Um es sehr verkürzt und vereinfacht zu sagen: Chomsky behauptet, der einzige Weg, die hochkomplexe und differenzierte Struktur der Sprache zu erklären, bestehe in der Annahme, die Gram­matik sei angeboren und in den Genen verschlüsselt. In meinen Forschungen und in meinem Buch versuche ich zu zeigen, dass es eine wesentlich einfachere Alternative gibt. Wenn man versteht, dass Sprache in ihrer gesamten Geschichte immer durch einen permanenten Wandel gekennzeichnet war, kann man erklären, wie sie zu ihrer gegenwärtigen Komplexität und Differenziertheit gekommen ist. Wenn wir einmal verstehen, wie sich Sprachen auch heute noch verändern und entwickeln, können wir dieses Wissen auf die Vergangenheit projizieren und nach­vollziehen, wo die Quelle für die Komplexität und Differenziertheit von Sprache liegt.

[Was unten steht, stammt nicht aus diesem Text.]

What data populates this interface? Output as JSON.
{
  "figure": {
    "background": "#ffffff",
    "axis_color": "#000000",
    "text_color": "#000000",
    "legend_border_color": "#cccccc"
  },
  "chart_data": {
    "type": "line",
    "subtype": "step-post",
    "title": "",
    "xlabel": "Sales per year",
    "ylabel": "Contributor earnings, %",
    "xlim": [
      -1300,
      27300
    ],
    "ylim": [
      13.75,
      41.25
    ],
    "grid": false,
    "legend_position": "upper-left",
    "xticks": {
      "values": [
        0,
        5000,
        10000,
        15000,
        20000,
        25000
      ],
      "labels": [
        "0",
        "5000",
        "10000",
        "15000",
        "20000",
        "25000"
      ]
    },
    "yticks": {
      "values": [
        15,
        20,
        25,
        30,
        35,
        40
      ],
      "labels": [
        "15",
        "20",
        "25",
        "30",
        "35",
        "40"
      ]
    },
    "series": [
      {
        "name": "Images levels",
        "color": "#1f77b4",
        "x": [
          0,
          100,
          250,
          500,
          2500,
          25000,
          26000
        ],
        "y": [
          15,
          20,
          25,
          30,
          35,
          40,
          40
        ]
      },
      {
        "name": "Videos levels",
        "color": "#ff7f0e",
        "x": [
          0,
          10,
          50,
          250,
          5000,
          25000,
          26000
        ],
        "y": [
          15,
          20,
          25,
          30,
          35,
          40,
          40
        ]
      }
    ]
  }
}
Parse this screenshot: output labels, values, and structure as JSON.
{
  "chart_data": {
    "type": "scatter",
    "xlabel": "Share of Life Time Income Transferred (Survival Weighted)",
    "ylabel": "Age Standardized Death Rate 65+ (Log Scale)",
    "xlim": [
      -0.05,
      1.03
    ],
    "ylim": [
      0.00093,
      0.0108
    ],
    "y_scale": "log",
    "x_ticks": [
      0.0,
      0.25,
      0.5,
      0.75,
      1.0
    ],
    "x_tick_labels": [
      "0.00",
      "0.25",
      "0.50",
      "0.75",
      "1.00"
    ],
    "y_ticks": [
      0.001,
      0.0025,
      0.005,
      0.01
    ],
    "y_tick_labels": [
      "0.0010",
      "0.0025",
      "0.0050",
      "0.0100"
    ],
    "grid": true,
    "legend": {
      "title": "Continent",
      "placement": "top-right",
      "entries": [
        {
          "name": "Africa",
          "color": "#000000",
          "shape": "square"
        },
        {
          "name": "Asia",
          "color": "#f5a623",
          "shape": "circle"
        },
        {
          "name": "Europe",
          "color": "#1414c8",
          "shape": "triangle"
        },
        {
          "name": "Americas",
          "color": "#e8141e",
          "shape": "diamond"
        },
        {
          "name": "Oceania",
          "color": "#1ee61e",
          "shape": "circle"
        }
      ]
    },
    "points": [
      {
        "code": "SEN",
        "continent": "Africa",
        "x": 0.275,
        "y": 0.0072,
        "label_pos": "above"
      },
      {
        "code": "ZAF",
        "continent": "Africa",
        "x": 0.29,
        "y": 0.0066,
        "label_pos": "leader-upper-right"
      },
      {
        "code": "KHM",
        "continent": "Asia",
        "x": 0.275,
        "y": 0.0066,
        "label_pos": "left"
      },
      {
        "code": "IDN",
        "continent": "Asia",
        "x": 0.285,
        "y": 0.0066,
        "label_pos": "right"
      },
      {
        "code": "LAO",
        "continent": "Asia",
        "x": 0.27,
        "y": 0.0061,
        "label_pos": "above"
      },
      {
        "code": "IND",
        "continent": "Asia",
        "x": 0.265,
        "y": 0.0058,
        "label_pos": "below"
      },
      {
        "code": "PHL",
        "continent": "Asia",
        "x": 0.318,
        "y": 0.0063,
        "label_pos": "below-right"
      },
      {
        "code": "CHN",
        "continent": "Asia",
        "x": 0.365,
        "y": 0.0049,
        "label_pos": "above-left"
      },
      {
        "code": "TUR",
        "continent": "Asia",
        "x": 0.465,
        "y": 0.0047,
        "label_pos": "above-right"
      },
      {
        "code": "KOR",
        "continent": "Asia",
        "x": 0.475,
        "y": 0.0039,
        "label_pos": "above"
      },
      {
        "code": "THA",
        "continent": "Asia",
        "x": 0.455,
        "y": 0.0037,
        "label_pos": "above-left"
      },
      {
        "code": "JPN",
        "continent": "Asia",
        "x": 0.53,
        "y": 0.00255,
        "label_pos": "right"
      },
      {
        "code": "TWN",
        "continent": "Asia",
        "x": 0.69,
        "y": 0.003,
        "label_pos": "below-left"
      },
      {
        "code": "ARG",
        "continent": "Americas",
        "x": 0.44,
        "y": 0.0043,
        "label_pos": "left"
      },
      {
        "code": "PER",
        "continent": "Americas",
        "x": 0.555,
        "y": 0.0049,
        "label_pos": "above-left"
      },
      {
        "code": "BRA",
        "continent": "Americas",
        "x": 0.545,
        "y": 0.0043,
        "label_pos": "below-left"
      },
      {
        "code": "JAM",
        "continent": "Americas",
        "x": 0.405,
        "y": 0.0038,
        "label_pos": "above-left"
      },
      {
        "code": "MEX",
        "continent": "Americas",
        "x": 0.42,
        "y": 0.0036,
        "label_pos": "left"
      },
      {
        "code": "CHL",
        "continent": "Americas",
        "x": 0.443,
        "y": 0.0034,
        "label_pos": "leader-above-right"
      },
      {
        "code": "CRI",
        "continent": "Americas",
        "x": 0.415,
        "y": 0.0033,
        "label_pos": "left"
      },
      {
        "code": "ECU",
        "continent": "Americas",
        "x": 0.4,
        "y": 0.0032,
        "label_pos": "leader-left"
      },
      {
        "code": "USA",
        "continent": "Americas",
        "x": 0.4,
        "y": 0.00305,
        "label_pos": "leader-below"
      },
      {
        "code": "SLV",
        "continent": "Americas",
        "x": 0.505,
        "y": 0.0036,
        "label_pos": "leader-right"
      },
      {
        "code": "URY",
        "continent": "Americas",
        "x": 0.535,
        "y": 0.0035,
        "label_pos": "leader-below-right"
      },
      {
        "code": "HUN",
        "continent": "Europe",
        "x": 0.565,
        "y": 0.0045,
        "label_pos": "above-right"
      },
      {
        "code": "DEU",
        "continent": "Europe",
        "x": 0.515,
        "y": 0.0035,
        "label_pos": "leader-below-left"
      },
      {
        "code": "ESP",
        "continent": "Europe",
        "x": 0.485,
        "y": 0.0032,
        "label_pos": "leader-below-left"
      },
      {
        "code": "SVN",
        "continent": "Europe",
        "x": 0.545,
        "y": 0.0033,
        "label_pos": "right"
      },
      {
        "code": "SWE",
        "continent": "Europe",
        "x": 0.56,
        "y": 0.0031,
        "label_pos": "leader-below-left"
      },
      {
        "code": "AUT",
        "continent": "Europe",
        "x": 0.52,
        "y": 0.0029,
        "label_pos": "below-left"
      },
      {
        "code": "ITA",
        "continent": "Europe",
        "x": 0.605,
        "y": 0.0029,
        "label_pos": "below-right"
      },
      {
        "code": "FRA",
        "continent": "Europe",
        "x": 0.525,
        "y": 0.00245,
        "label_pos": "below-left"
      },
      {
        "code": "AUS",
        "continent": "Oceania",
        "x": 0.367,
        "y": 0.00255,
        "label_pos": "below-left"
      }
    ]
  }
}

Wieso ist ausgerechnet der deutsche Genitiv eine vom Aussterben bedrohte Spezies?
Ganz grundsätzlich bewegt sich das Deutsche in die gleiche Richtung wie die meisten europäischen Sprachen seit zwei Jahrtausenden. Fugenelemente und andere grammatikalische Endungen werden reduziert und durch Präpositionen und ähnlich unabhängige Wörter ersetzt. Dieser Prozess hat nicht erst gestern begonnen und es wäre auch dumm zu glauben, dass er morgen enden wird.
Inwiefern hängt die Entwicklung von Sprache auch mit sozialen oder politischen Veränderungen zusammen?
Allgemein ist anerkannt, dass die großen Aufstän­de in England während der dänischen und normannischen Invasion im 10. und 11. Jahrhundert extreme Vereinfachungen in die Wortstruktur der englischen Sprache brachten. Sobald es zu einer Vermischung von Sprachen kommt, scheint die komplexe Wortstruktur das erste zu sein, was eine Vereinfachung durchmacht.
War Esperanto zu kompliziert, um Weltsprache zu werden?
Keine Sprache wird wegen linguistischer Qualitäten zur Weltsprache. Dafür braucht es eine Nation mit großer militärischer und politischer Macht und kultureller Hegemonie.
Ihr Spezialgebiet ist das Akkadisch, eine tote Sprache. Was können tote Sprachen über den Aufstieg und Fall von politischen Mächten aussagen?
Vor allem lehren sie uns Bescheidenheit. Akkadisch war 2000 Jahre lang eine Schriftsprache, also fast doppelt so lang wie die deutsche oder englische Sprache bisher. Um 500 v. Chr. konnten babylonische Schriftgelehrte Texte lesen, die 2000 Jahre zuvor geschrieben wurden. Doch dann geriet Akkadisch in Vergessenheit. Die Spra­che verschwand im Staub der Wüste und wurde erst im 19. Jahrhundert wieder entschlüsselt. Die Moral dieser Geschichte sollte jenen zu denken geben, die glauben, eine Sprache wie Englisch wird nie aussterben, weil sie schon so lange existiert.